Las entidades que trabajan por los derechos de las personas LGTBI+ han denunciado la publicación y pedido su retirada, así como la retractación por parte del periódico que las publicó. Eso es un DISCURSO de ODIO. Eso es un DELITO de ODIO. Pero seguimos esperando a que el Congreso de los Diputados apruebe ese Pacto de Estado contra los discursos de odio que, capitaneado por la FELGTBI+ y otras 30 entidades sociales, llevamos peleando más de dos años entre despachos. ¡Es necesario YA!

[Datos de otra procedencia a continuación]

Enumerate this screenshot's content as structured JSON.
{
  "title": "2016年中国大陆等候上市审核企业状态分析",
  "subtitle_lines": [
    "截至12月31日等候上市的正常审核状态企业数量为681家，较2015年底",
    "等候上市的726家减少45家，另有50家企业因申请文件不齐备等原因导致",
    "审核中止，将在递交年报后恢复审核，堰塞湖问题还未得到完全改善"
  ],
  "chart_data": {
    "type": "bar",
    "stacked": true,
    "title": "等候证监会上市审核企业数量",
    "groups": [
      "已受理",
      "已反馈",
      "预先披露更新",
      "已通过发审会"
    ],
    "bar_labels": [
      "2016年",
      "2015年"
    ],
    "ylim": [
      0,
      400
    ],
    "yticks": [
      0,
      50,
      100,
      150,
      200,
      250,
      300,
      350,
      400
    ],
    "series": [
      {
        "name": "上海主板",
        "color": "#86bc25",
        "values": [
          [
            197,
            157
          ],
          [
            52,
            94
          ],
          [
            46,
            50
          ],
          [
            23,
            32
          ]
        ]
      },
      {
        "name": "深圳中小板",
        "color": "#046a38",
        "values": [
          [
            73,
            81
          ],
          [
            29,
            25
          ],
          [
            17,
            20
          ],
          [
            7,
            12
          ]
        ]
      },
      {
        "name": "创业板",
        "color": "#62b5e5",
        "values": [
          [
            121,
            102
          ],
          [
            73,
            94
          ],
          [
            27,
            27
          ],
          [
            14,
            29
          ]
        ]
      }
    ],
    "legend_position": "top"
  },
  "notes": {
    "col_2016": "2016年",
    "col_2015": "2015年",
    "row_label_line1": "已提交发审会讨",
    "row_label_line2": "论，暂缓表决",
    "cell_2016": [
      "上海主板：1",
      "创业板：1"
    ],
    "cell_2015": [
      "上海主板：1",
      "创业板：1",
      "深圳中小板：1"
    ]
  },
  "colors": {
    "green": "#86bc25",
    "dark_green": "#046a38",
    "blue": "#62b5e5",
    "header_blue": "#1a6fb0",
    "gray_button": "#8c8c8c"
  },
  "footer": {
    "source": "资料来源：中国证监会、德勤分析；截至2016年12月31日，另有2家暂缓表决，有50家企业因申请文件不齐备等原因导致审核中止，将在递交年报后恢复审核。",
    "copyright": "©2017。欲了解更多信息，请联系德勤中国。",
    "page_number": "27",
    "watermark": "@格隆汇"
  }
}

Todas y todos sabemos que esa columna de opinión es una provocación. Es el argumento que un periodista denostado hasta por sus propios, escribe para resurgir de las llamas de su propio infierno. No sabe hacer otra cosa: insultar y provocar. Cae tan bajo siempre que nunca ha conseguido despegar hacia el éxito que ha soñado. Expulsado de radios y televisiones, diarios, agrupaciones políticas (de la izquierda a la extrema derecha), su odio le impide razonar, dialogar, conversar, construir, participar… ¡Basura con lazo periodístico!
Y en su derecho de escribir, el derecho a responder, a opinar y a defender que, por encima de sus mentiras e insultos, están nuestras realidades. Que el ORGULLO es nuestro sentimiento de satisfacción por los logros alcanzados, nuestro amor y autoestima y nuestro sentimiento de pertenencia a una comunidad en la que, millones de personas, clama en las calles sin insultos, pacíficamente, respetando las realidades de los/as/es otros/as/es.
Una comunidad que grita, jalea, festeja y celebra la DIVERSIDAD, sin fisuras. Sin diferencias. Sin intolerancia. Sin fanatismos. Y así lo haremos cada día, cada mes, cada año. En las casas, en las calles, en las empresas, en los medios de comunicación, en las redes sociales… En la vida.
Así que, FJL, siga RABIANDO, que nosotros/as/es seguiremos BRILLANDO.
NOTA: Gracias Annia por tus palabras.